A Lost Nail And The Coming Disruption

As we all know, the arrival of the internet has disrupted the old order. Newspapers lost their advertisers and have become shrunken shadows slouching toward extinction. The music business is changed beyond precognition. Taxis and hotels quail before the onslaught of Uber and Airbnb. Mail is now email and war is becoming cyberwar.

All of a sudden we worry not whether the terrorists, malicious children or our geopolitical adversaries will kill us in the streets but whether they will crash all the driverless cars into one another by remote control. Or open the sluices in the dams and inundate us. Or crash the power grid and plunge us into blackness, cause planes to fall from the sky, crash the markets, empty our accounts or detonate the nukes in their silos.

Or will apocalypse be more banal, but no less terrible? An article by Robert McMillan in The Wall Street Journal reminds us that the magic of the internet — all those tweets and snapchats and instagrams, our bookings through Open Table, our online banking — are not the product of an ethereal cloud, but are all undergirded by a vast unseen infrastructure.

These industrial control systems are behind the data centers and server farms that allow the electronic world to operate as if by magic. They are the equivalent of the water and sewer lines, the gas and electric arteries beneath our streets that keep the civilization above ground in business.

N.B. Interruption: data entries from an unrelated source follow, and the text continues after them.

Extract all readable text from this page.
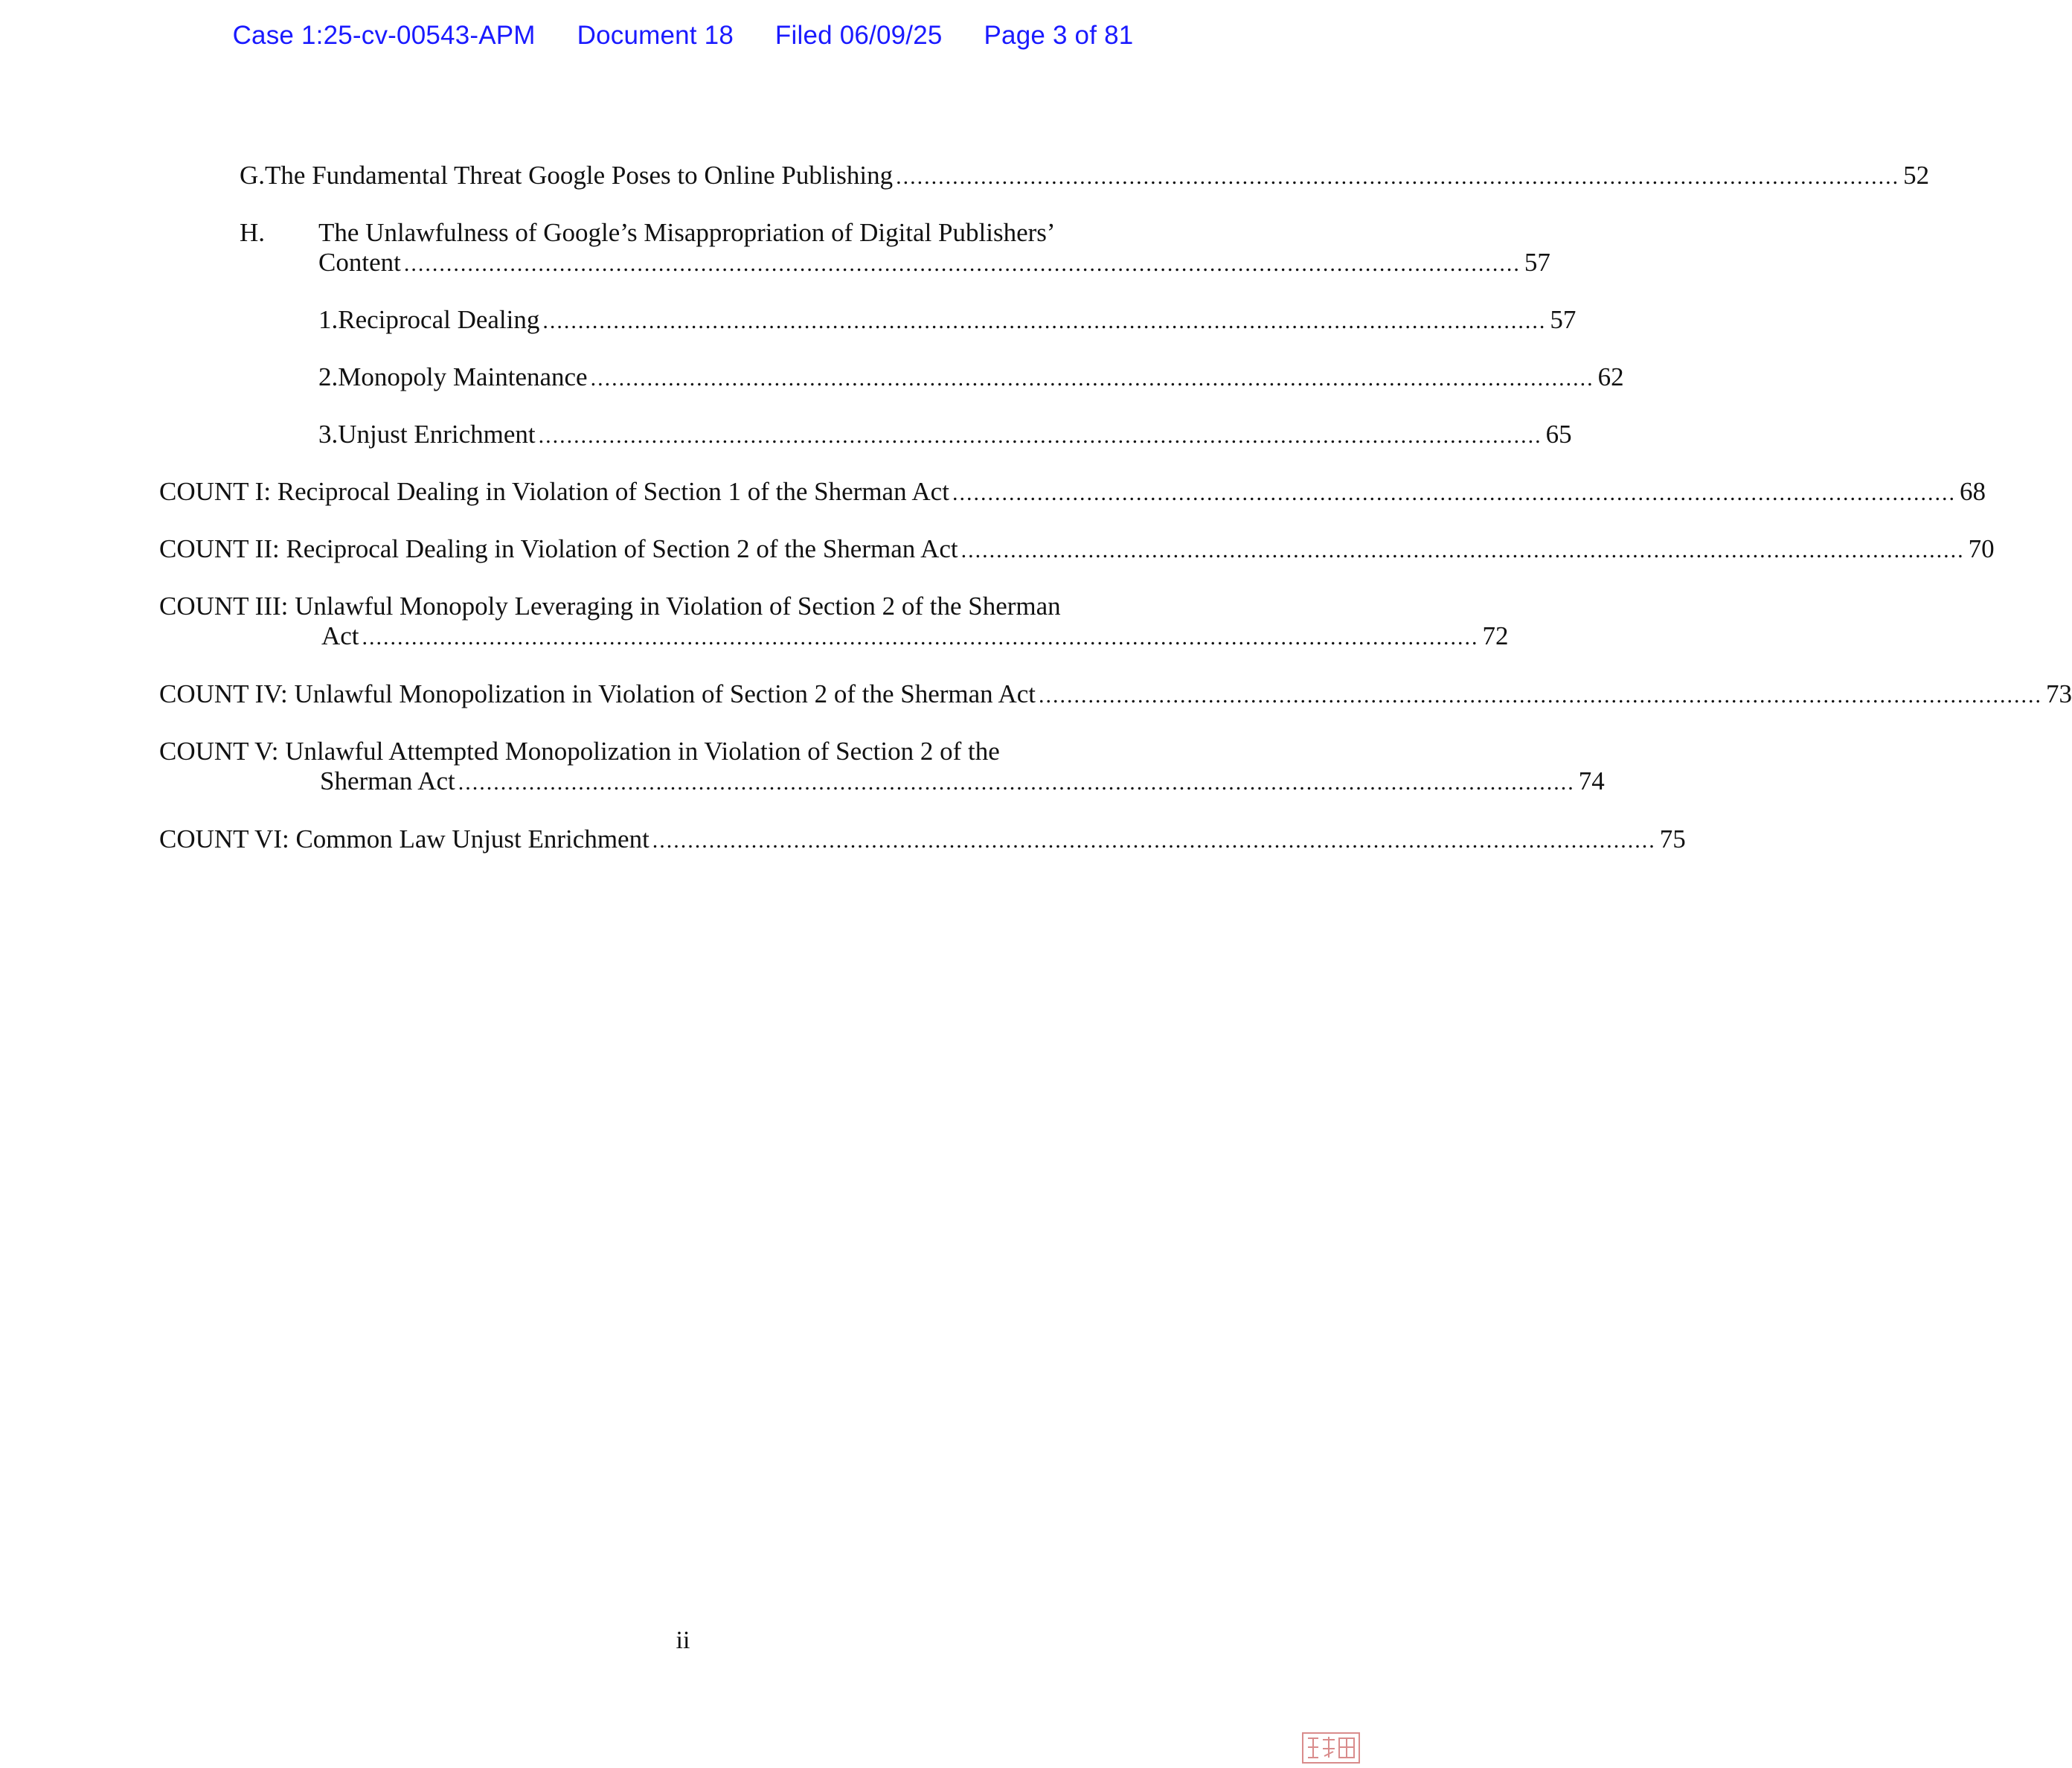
Case 1:25-cv-00543-APM Document 18 Filed 06/09/25 Page 3 of 81
G. The Fundamental Threat Google Poses to Online Publishing .............................................................................................................................................. 52
H. The Unlawfulness of Google’s Misappropriation of Digital Publishers’
Content .............................................................................................................................................................. 57
1. Reciprocal Dealing .............................................................................................................................................. 57
2. Monopoly Maintenance .............................................................................................................................................. 62
3. Unjust Enrichment .............................................................................................................................................. 65
COUNT I: Reciprocal Dealing in Violation of Section 1 of the Sherman Act .............................................................................................................................................. 68
COUNT II: Reciprocal Dealing in Violation of Section 2 of the Sherman Act .............................................................................................................................................. 70
COUNT III: Unlawful Monopoly Leveraging in Violation of Section 2 of the Sherman
Act .............................................................................................................................................................. 72
COUNT IV: Unlawful Monopolization in Violation of Section 2 of the Sherman Act .............................................................................................................................................. 73
COUNT V: Unlawful Attempted Monopolization in Violation of Section 2 of the
Sherman Act .............................................................................................................................................................. 74
COUNT VI: Common Law Unjust Enrichment .............................................................................................................................................. 75
ii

That’s fine as long as they re not disrupted, but mess with the nuts and bolts and, as Prospero says, “The cloud-capp’d towers, the gorgeous palaces,/ The solemn temples, the great globe itself,/ …shall dissolve/ And, like this insubstantial pageant faded,/ Leave not a rack behind.” Or as the more prosaic Rick Perry might say, “Oops.”

McMillan warns that “while networked computers are upgraded frequently, the equipment in this underlying layer may be on a refresh schedule measured in decades. They use hoary communications standards that lack basic security features such as password protection.”

In part that’s because these dumb systems that power or cool the smart computer systems in principle have no need to be connected to the web or to the machines they serve. But in practice, they often are, making the entire superstructure vulnerable to malicious hacking down in the basement. A recent study found “20,000 such systems in schools, hospitals, retailers” and so on to be at risk via the internet.

A steel plant in Germany has been damaged by an attack on this soft underbelly. The destruction of Iranian centrifuges resulted from a similar backdoor invasion. McMillan describes a demonstration in which a man with a laptop was easily able to tell a simple cooling fan in a bank of network gear to shut down. If the order hadn’t been quickly rescinded, the gear would have melted down in a matter of minutes.

The man in this instance was the founder of a company aimed at addressing this blatant , yet rudimentary gap in internet security. In his view, “every data center can be broken.” In this case the goal isn’t to steal information by stealth or corrupt data but to fry the machinery where the data lives.

Our adversaries who are toiling without cease to steal industrial and military secrets, to read the mail of the President or the Secretary of Defense are bad enough, but the ability to melt down the infrastructure that controls all our internet communications and commerce is even more alarming, or ought to be.

It is hard to know which cliche or bit of proverbial wisdom best covers the case. Have we built our cyber civilization on quicksand? Or perhaps the great edifice of our cyber-age is like a game of Jenga, and it only takes one block puled from the base to bring the entire tower down.

Or is the want of a a little security at the heating and cooling level the cyber-nail whose want loses the shoe that brings down the horse that delays the message that loses the battle that topples the kingdom?